And it must be conceived with specific goals in mind—not simply informing or sharing news, but providing context for action, inspiring change, demonstrating your grasp of the future, and humanizing leaders to make a brand’s purpose come to life. These are the crucial elements of building up a magnetic brand that commands high degrees of trust and ultimately delivers business results.
It also helps to take a step back and consider both components of the phrase “thought leadership” and how many organizations are falling flat on both aspects.
In the rush to produce content—and avoid generating any controversy—brands and leaders often default to the type of generic insights that are devoid of any originality or personality. And, on the “leadership” dimension, organizations sometimes forget what it means to be persuasive and instead employ brute force subject matter expertise and lists of facts and figures.
If this sounds like striking a delicate balance, that’s because it is.
Thought leadership, much like obscenity, could be classified under former Supreme Court Justice Potter Stewart’s unhelpful definition of “something [you] know when [you] see it.”

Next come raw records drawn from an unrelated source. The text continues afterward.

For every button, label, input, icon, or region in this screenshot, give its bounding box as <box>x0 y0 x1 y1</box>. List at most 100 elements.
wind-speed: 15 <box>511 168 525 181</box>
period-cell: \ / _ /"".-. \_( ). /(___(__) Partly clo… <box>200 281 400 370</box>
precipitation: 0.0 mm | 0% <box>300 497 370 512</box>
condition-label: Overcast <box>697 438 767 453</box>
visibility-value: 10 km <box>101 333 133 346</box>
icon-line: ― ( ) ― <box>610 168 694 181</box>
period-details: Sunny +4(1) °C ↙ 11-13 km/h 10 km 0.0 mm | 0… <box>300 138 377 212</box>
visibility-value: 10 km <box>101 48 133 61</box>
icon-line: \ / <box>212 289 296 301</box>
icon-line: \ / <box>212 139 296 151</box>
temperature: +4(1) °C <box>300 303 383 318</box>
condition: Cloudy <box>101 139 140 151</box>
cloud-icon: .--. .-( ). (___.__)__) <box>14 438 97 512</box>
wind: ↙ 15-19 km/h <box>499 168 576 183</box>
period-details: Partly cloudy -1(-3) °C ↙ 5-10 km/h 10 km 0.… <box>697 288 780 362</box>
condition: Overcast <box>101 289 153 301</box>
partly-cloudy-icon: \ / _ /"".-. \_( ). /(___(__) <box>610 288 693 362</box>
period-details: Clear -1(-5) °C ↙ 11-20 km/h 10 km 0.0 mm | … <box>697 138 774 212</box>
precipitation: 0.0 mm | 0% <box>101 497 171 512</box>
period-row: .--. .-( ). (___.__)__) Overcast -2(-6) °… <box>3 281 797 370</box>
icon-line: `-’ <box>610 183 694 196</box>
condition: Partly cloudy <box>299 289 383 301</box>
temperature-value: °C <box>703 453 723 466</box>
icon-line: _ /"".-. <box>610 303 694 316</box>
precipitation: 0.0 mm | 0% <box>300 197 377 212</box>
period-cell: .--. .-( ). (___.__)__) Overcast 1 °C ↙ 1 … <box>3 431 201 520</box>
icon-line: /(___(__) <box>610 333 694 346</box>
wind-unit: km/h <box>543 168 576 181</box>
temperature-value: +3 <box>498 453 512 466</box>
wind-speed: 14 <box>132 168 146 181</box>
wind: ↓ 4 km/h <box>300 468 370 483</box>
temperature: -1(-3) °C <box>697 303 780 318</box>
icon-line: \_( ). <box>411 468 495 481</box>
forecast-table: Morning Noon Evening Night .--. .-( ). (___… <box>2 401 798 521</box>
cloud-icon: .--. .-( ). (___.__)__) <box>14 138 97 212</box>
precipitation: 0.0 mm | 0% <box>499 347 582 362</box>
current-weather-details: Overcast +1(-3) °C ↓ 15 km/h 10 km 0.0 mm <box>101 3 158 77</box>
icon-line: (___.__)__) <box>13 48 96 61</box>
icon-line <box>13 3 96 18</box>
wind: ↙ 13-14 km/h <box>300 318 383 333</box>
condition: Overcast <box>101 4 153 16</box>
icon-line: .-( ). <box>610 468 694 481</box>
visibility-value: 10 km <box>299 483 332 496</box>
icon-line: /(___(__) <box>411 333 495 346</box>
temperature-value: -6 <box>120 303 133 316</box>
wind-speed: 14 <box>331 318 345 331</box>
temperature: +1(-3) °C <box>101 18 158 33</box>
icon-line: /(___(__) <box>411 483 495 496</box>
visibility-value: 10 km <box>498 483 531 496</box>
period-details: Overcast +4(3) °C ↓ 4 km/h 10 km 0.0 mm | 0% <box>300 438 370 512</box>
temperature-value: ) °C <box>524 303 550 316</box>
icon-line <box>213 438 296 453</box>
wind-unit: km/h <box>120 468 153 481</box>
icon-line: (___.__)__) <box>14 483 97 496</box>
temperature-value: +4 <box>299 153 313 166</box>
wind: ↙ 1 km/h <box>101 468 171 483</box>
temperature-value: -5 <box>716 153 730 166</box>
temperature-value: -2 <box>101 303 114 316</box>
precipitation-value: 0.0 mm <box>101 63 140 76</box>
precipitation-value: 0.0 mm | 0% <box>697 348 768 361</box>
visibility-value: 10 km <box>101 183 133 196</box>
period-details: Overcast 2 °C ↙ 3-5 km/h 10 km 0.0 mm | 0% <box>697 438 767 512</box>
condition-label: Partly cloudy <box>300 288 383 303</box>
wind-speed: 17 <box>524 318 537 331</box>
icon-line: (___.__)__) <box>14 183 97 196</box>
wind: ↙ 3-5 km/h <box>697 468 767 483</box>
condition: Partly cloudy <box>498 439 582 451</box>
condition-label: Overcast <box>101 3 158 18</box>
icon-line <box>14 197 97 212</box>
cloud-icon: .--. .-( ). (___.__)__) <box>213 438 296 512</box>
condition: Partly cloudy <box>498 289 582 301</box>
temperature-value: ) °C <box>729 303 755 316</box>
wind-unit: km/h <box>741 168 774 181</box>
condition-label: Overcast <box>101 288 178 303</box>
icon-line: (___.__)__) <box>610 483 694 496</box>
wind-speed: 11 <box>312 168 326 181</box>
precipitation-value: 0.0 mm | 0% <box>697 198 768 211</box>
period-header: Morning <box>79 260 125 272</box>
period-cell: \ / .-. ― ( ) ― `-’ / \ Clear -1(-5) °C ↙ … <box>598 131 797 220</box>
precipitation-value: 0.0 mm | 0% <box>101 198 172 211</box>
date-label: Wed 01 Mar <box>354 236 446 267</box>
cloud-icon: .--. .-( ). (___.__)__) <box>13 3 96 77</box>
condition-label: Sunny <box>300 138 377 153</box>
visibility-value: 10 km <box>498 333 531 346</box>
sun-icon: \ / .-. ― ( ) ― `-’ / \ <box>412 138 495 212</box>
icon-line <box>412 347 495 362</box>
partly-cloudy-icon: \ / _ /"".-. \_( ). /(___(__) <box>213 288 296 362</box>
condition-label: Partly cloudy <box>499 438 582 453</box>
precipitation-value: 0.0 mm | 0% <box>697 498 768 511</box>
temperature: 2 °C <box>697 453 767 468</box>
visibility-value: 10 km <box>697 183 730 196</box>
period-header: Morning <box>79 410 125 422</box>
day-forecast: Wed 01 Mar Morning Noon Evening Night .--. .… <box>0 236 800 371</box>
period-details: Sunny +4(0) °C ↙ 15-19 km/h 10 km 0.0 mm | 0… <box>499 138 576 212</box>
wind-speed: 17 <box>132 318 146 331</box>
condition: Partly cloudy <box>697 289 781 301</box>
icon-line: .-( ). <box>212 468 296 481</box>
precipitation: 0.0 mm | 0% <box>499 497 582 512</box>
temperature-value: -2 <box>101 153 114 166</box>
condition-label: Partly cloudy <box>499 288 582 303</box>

More helpfully, however, at SJR we believe that thought leadership exists on a wider spectrum of content. We work with our clients to achieve the right equilibriums by balancing competing enterprise objectives.
Equilibrium #1:
Balance the Macro and the Micro
The real art of producing great thought leadership is finding the right place between vague observation and overwhelming, in-the-weeds discussion.
C-suite executives, hoping to sound authoritative, issue broad LinkedIn proclamations about “pursuing operational excellence.” Professional-services firms, defaulting to the other extreme, issue reports filled with so many Gantt charts and process diagrams that they are functionally writing in hieroglyphics.
True thought leadership focuses on delivering original but straightforward observations that are a jumping-off point for your readers to think about the world—or their business challenges—differently.
Equilibrium #2:
Give Actionable Advice, Not Naked Insights
Producing thought leadership, however, is a digestive process that requires some upfront work.
It’s not enough to just deliver a Freakonomics-style counterintuitive sound bite or the most pertinent findings from your annual report. Instead, you have to provide the necessary context for your insights and how they might change your readers’ and customers’ day-to-day lives.
It’s one thing to simply report that 70% of digital transformations fail, and entirely another to help your audience understand what bearing that has on the next wave of AI transformation.
Equilibrium #3:
Avoid the Refreshed Sales Material Trap
To drive results for your business, your corporate and executive-driven thought leadership should be intimately tied to key enterprise priorities. Whether that’s increased sales and conversions or establishing yourself as an employer of choice, your thought leadership is your soft-selling way of broadcasting that desired image to key audiences.
At one extreme, you have leaders out there who have built up huge personal brands, but their output seems utterly unspecific to their organization (they could be confused for the CMO of any company).
On the other hand, if you start repackaging sales collateral as LinkedIn articles or hastily placed bylines, audiences will immediately see you as a salesperson and not a trusted source of information and novel thinking.
Equilibrium #4:
Be Authentic, But Stay Professional
Whether as a brand or an executive, you need to connect with your audiences on a personal, human level to break through the crowded marketplace of competing voices and ideas.
Part and parcel of creating that connection is having a distinct identity and tone; real humans don’t develop trust or affinity with dime-a-dozen corporate reports or bromide-dispensing “thought-fluencers.”
However, it bears repeating, this is still a professional endeavor. For serious companies, avoid the easy trap of going Brand Twitter and adapting a vapid, sassy, and pop-culture-inflected tone of voice in favor of sharing more sober, but unique, observations. Individual leaders shouldn’t confuse confessional-style meditations for authentic insights that actually move audiences.